Sejalan dengan era otonomi daerah, Minahasa telah berkembang, dan terbagi dalam beberapa kabupaten, yakni Minahasa, Minahasa Utara, Minahasa Tenggara dan Minahasa Selatan. Saya jadi ingat sewaktu masih kecil dulu, warga kampung Tareran Minahasa Selatan saling menyapa dengan mengucap ‘Tabea’. Salam ini begitu akrab dengan di telinga, apalagi disampaikan dengan senyum ramah.
Penduduk Sulawesi Utara terdiri atas tiga kelompok etnis utama, masing-masing Suku Minahasa, Suku Sangihe dan Talaud, dan Suku Bolaang Mongondow, Masing-masing kelompok etnis terbagi pula subetnis yang memiliki bahasa, tradisi dan norma-norma kemasyarakatan yang khas. Inilah yang membuat bahasa di provinsi itu terbagi dalam Bahasa Minahasa (Toulour, Tombulu, Tonsea, Tontemboan, Tonsawang, Ponosakan dan Batik); Bahasa Sangihe Talaud (Sangie Besar, Siau, Talaud); dan Bahasa Bolaang Mongondow (Mongondow, Bolaang, Bintauna, Kaidipang). Namun demikian, Bahasa Indonesia digunakan dan dimengerti dengan baik.
Ketika liburan Natal lalu, saya berkunjung ke rumah orang tua di Desa Lansot Tareran Minahasa Selatan, ucapan salam serupa kembali terdengar.
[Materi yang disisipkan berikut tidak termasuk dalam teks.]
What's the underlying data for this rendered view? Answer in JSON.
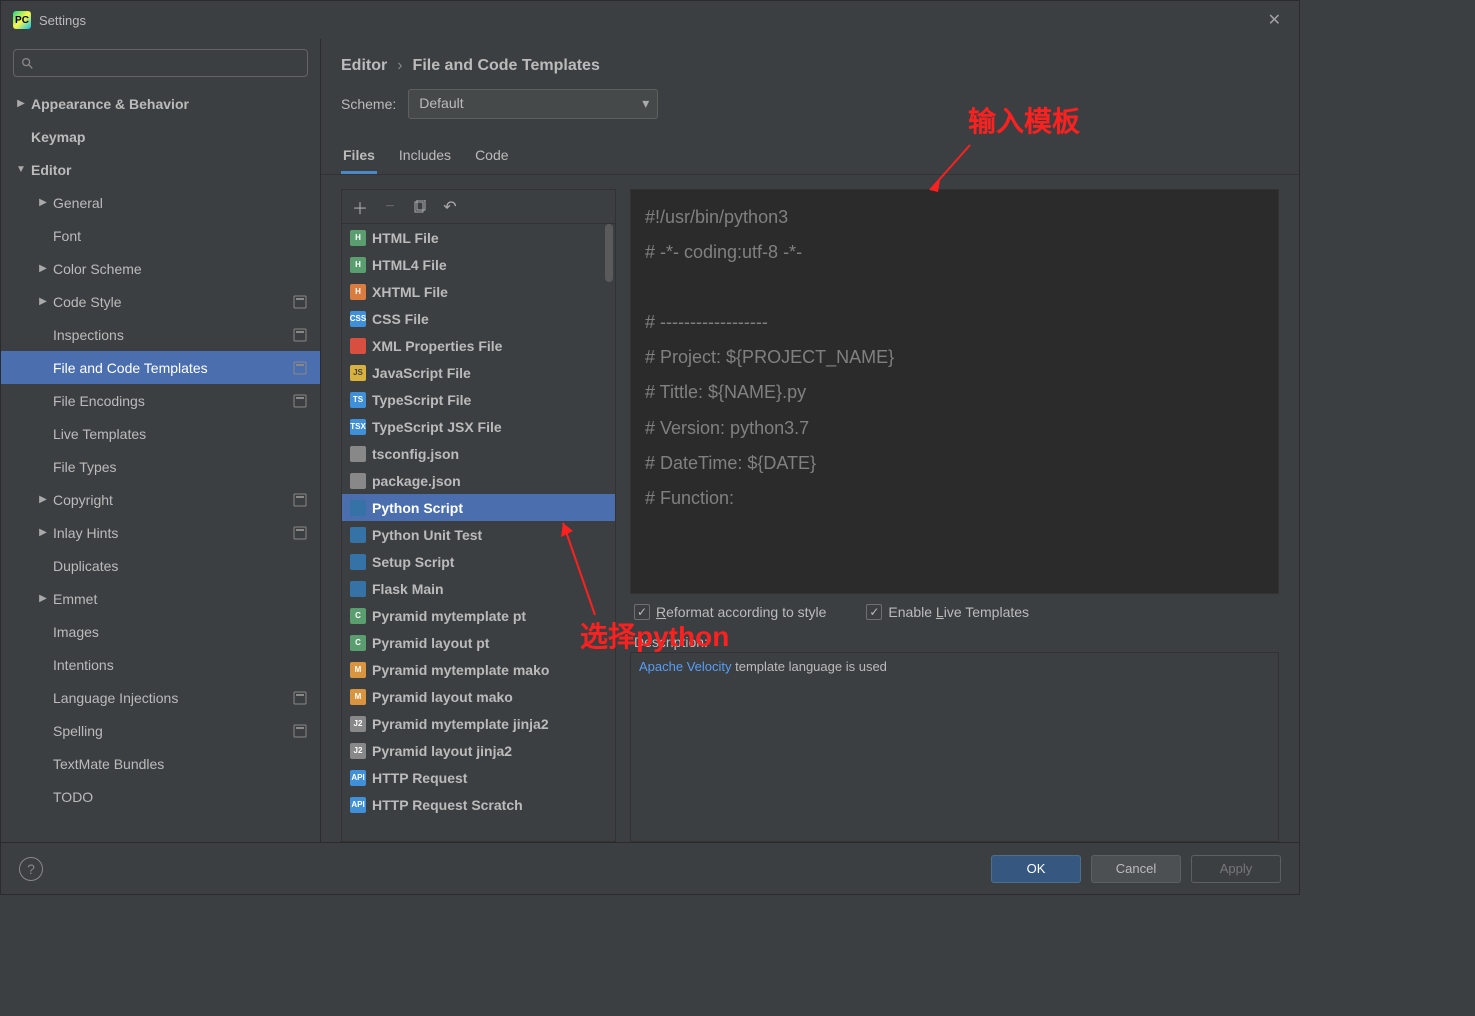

Inilah kebanggaan saya sebagai warga Sulut. Jika di Tanah Batak ada sapaan ‘Horas’, ternyata di daerah saya juga masih terpelihara sapaan ‘Tabea’.
Sambil menikmati sop buntut goreng di Cinammon Resto Aston, saya kembali disapa oleh seorang karyawan hotel. Namanya Priehadono Setiabudhi. Ia pun menyapa, ”Tabea, selamat pagi...” Jelas--A’a panggilan pria itu—bukan orang Minahasa. Tapi, ia menganggap sapaan itu memang cool untuk diucapkan, karena memiliki aura positif dalam berkomunikasi.
”Sop buntut gorengnya maknyos lho, tanpa MSG,” kata Assistant Food Beverage Manager itu, berpromosi. Lidah memang tak dapat berdusta. Cita rasa Indonesia memang kaya raya dan rasa. Ucapan salam pembuka yang selaras dengan hidangan Nusantara.
Salam Republik Kompasiana !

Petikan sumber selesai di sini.